The underlying paper in Cell is as follows:

Highlights

• Ancient DNA of 21 individuals from Palau spans around 2,400 years

• Papuan-East Asian admixture in Palauans predates initial settlement

• Over 2,900 years of genetic continuity in Palau

• Shared East Asian-Papuan admixture in Palau and eastern Indonesia 

Summary 

The first people reached Remote Oceania 3,000 years before present (BP), arriving roughly simultaneously in the southwest Pacific, the Marianas Archipelago, and Palau. However, no genome-wide ancient DNA data have been available from Palau, a gap we address by reporting 21 individuals from four archaeological sites dating between 2,900 and 500 BP. 

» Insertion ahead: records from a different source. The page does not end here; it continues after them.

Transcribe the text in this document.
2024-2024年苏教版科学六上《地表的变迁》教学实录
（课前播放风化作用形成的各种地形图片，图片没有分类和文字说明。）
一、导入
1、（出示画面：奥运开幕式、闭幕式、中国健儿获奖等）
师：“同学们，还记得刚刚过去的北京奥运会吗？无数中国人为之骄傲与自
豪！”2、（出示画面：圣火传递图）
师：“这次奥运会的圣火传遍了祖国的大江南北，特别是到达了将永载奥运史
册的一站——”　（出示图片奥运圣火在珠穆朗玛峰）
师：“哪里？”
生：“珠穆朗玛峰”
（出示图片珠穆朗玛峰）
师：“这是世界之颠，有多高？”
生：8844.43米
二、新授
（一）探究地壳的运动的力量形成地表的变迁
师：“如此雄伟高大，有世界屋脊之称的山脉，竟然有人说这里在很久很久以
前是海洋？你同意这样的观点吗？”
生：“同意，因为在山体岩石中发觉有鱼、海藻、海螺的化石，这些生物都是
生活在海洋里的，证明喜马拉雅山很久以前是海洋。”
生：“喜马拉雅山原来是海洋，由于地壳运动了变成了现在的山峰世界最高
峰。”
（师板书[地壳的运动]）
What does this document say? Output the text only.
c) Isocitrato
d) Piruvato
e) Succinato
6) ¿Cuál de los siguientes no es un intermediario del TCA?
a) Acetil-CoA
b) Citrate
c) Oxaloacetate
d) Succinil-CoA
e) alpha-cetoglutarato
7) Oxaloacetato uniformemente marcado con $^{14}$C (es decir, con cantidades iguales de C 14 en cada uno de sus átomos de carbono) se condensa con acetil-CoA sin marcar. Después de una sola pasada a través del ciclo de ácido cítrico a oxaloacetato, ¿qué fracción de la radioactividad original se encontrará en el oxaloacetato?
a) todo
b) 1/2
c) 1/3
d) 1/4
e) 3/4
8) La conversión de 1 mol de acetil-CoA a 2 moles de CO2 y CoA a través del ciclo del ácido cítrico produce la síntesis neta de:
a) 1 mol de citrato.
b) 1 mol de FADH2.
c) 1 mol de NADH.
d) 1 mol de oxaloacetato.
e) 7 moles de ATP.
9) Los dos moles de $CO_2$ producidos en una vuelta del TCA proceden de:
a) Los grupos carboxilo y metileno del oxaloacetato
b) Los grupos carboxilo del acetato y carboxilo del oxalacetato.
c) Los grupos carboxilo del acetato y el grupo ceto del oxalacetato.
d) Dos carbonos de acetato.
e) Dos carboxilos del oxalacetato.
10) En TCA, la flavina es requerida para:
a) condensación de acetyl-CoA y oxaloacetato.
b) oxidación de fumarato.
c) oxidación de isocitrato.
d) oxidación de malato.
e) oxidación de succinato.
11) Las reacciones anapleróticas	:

All had approximately 60% ancestry related to East Asians and 40% to Papuans, similar to present-day Palauans, the longest stretch of population continuity anywhere in Remote Oceania. The lengths of contiguous Papuan ancestry segments in the oldest individuals show that major admixture between Papuans and East Asians in the ancestors of all sampled Palauans began prior to first settlement. This differs from the pattern in the southwest Pacific, where sampled individuals of the Lapita archaeological culture from three different islands had almost entirely East Asian ancestry, with large amounts of Papuan admixture observed only hundreds of years later. 

Yue-Chen Liu, et al., "Papuan admixture predated the settlement of Palau" (March 10, 2026).